I am also considering a pond. Can anyone give me a price estimate on a 1 1/2 acre pond built on flat ground?

I am planning to call a few excavating companies up next week. I'm just trying to get an idea about this stuff before I make the calls.



LawnSite Member
Davenport, IA
We had the same situation about 10 years ago - we needed a new road through a pasture and corn field. I talked to enough people to realize this is a big project that needs to be done right, so we hired a professional.
The type of soil makes a difference, the rock will just keep sinking in some types of soil, you'll need more every year. He looked at drainage and recommended culverts in places to make sure the water doesn't build up under the road and soften it. He also pointed out that removing the topsoil and replacing it with rock would make the road lower in places and the snow will drift in and fill the low spots.
He brought in BIG equipment and removed the topsoil and built up a base of clay. He compacted the base, shaped the ditches to direct the water, placed some culverts under the road in places to remove the water so there wouldn't be a lot of water running all the way down the hills and replaced the topsoil.

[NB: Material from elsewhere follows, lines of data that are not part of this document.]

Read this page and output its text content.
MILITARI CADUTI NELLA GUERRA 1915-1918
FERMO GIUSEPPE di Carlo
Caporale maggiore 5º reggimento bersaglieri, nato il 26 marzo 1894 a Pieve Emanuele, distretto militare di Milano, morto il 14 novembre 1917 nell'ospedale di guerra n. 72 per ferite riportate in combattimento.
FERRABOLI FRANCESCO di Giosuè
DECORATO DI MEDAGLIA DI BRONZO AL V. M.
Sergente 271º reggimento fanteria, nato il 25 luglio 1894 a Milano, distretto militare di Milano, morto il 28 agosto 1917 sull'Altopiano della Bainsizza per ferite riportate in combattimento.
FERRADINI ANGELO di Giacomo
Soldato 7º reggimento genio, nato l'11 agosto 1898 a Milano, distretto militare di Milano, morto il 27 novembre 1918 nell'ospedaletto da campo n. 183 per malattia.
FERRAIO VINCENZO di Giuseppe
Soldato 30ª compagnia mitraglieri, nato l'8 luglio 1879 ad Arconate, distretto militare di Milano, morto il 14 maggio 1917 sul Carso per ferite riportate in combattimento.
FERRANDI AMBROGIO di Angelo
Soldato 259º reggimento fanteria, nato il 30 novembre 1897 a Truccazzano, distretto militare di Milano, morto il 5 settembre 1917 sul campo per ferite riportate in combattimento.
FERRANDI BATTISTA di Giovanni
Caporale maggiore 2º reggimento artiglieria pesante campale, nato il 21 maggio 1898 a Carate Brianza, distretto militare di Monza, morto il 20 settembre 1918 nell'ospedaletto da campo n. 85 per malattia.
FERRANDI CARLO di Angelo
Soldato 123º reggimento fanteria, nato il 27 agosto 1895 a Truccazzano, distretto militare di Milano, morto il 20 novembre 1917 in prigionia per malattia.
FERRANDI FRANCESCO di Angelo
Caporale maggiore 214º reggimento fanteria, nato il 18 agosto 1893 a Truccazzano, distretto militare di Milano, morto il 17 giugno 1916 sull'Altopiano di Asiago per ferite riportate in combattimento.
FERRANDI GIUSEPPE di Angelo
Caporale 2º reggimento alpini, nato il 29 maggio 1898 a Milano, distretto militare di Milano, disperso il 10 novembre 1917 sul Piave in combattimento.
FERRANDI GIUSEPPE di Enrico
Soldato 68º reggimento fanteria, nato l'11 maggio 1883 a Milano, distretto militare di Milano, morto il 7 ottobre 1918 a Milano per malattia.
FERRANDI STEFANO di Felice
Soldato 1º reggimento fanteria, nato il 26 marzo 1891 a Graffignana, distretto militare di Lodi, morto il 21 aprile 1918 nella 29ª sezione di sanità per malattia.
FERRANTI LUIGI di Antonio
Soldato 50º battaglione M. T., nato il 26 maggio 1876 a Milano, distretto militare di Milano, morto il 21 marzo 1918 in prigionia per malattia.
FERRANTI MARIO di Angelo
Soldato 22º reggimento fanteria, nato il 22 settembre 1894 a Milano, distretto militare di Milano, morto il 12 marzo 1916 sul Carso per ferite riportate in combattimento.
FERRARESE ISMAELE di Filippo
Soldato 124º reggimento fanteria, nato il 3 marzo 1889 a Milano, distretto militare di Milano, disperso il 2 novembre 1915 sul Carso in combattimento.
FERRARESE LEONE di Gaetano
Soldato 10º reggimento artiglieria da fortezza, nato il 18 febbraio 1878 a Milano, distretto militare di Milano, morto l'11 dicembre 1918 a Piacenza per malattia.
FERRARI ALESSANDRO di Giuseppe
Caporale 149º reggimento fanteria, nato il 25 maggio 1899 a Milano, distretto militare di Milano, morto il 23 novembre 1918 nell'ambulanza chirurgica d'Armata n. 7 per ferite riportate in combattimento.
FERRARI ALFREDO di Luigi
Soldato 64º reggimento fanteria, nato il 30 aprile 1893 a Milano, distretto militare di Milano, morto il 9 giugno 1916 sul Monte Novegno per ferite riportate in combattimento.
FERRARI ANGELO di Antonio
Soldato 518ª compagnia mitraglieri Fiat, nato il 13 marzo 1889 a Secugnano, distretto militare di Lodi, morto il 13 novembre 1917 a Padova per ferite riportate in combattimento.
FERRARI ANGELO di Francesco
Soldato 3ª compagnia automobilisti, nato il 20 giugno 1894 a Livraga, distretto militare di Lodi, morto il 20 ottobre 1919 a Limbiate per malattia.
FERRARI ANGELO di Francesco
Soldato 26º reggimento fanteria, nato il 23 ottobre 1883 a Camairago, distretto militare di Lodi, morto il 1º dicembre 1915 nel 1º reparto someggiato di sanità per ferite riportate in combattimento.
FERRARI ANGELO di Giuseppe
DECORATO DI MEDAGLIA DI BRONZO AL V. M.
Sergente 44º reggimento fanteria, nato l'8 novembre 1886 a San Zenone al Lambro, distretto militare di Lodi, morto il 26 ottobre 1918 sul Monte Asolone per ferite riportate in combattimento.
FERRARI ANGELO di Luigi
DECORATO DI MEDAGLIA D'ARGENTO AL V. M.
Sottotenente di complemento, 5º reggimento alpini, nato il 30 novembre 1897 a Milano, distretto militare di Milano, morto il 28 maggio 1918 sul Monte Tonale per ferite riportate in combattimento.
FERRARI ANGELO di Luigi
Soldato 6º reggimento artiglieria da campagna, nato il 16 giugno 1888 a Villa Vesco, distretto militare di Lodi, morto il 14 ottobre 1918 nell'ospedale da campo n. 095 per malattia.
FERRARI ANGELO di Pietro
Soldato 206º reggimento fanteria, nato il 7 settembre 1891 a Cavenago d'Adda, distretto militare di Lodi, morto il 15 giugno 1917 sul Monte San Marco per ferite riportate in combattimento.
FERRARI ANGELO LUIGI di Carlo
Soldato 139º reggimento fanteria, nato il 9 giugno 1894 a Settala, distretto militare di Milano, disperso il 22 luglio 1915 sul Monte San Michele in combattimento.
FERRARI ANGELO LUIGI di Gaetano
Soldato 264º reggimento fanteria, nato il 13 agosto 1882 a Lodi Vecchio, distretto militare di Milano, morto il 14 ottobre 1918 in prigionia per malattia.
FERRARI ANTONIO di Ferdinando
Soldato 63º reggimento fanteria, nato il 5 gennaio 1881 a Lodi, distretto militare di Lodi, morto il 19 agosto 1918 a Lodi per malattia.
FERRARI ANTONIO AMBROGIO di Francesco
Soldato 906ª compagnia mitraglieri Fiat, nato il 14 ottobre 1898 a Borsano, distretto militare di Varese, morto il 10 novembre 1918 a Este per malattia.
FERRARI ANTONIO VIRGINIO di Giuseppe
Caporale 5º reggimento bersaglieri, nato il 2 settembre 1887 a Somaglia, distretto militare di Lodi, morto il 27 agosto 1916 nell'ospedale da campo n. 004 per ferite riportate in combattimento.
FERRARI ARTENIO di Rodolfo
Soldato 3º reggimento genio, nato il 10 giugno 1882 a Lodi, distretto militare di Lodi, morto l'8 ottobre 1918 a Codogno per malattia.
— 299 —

He brought in different sizes of rock and used a machine to roll it between layers. He subcontracted someone to plant grass when he was done. The cost was about $10 per running foot - in other words the road is 1,800 feet long, it cost about $18,000. I don't know how much rock it took, but it was a lot.
The result was a road that was higher than the surrounding ground, that doesn't drift and sometimes blows clear when it snows. It has not had even one pothole in more than ten years. We add rock as necessary about every other year. It handles heavy agricultural traffic with minimal maintenance.

He also talked me out of a pond. He surveyed the land and told me there would not be enough drainage to keep the water fresh. He said it would be stagnant and moss covered most years. He has a formula that looks at slopes, acreage, depth of the pond, surface area of the pond, evaporation rates and normal annual rainfall. I'd still like a pond, but I'm not going to argue with a guy that knows what he's talking about - especially when he tells me something that means less money for him!

In my opinion it pays to "Hire a Professional".